[QUOTE=johnt;868199]Coincidently I've been on antibiotics for the past week:
1x500mg, Flucloxacillin four times a day;
2x250mg, Penicillin V, four times a day.
(I'm taking them to help fight a foot infection.) The last week has been one of my best PD-wise for months: looser, more lively, better balance (but, still bad tremor).

My side-to-side tap test scores, at least 12 hours after my last dose of levodopa (but still benefitting from the controlled release agonist) have averaged about 36, as opposed to my normal 30.
( The results come from:
http://www.parkinsonsmeasurement.org...eToSideTap.htm
The figures given are the sum of left hand and right hand movements, with each measured over 30 sec.)


Thanks for adding to the data and its interpretation. First, the dead neurons view is, as I understand it, by no means the slam dunk that we are told it is.
Second, the bacterial theory requires the presumptions of an unidentified bacterium in the gut producing an undetected toxin capable of penetrating the BBB and interferring with dopamine for an indefinite time before being either neutralized or killing only neurons in the SN etc. Too messy. Contrast it with a hyper immune response beyond the BBB (known) that originated in the womb (known) and once started ran for months longer than it should (known). Add in that a similar sensitivity can start later in life from exposures to flu (known) or at middle age due to a natural increase with age (known). The observed reaction adds a dozen inflammatory chemicals to the brain environment (known) which lead to cell death (known) rather than killing cells outright and therefore more subtle. Most importantly from our standpoint is that these chemicals are themselves neuroactive and are neurotransmitters affecting behavior in major ways (known). Finally, all this chaos is tamped down or even eliminated by antibiotics, but only those known to have the ability to pass the BBB and counteract the chemical cocktail.

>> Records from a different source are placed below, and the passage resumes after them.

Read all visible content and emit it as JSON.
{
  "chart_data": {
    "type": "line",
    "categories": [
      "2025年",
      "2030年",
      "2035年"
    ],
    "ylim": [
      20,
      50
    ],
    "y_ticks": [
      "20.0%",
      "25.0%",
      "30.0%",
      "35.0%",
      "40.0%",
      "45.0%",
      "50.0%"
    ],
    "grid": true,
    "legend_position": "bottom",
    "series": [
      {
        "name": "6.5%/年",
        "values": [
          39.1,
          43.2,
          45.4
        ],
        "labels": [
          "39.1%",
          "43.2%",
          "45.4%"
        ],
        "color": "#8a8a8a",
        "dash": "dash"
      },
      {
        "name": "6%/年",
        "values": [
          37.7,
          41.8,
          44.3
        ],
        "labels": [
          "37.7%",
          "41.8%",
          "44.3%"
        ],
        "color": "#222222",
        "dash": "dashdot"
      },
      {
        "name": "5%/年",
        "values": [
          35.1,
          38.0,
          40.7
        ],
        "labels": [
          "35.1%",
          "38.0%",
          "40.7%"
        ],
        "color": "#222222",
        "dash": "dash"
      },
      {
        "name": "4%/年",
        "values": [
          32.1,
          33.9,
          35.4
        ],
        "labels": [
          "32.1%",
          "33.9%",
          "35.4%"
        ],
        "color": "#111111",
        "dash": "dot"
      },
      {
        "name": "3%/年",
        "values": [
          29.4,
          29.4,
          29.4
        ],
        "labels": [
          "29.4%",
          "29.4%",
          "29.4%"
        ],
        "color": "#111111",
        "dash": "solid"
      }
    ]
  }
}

The reason I harped on that so much is that if a large part of our symptoms are the result of inflammation then PWP can go to the pharmacy tomorrow and choose a whole new way of relieving them just as you have done. Not five years - tomorrow! And not some high dollar side effect laden mess but instead some of the oldest and most studied and cheapest things on the shelf.

So. Is it possible for us to use our experiences in some way to prove or disprove any of this? To actually take a big step against PD that others can expand on?

I find it difficult to reconcile the reports of reduced symptoms following antibiotic treatment with the idea that a major part of the aetiology of PD is the death of dopaminergic neurons: if they were dead, how can the antibiotic lead to more dopamine?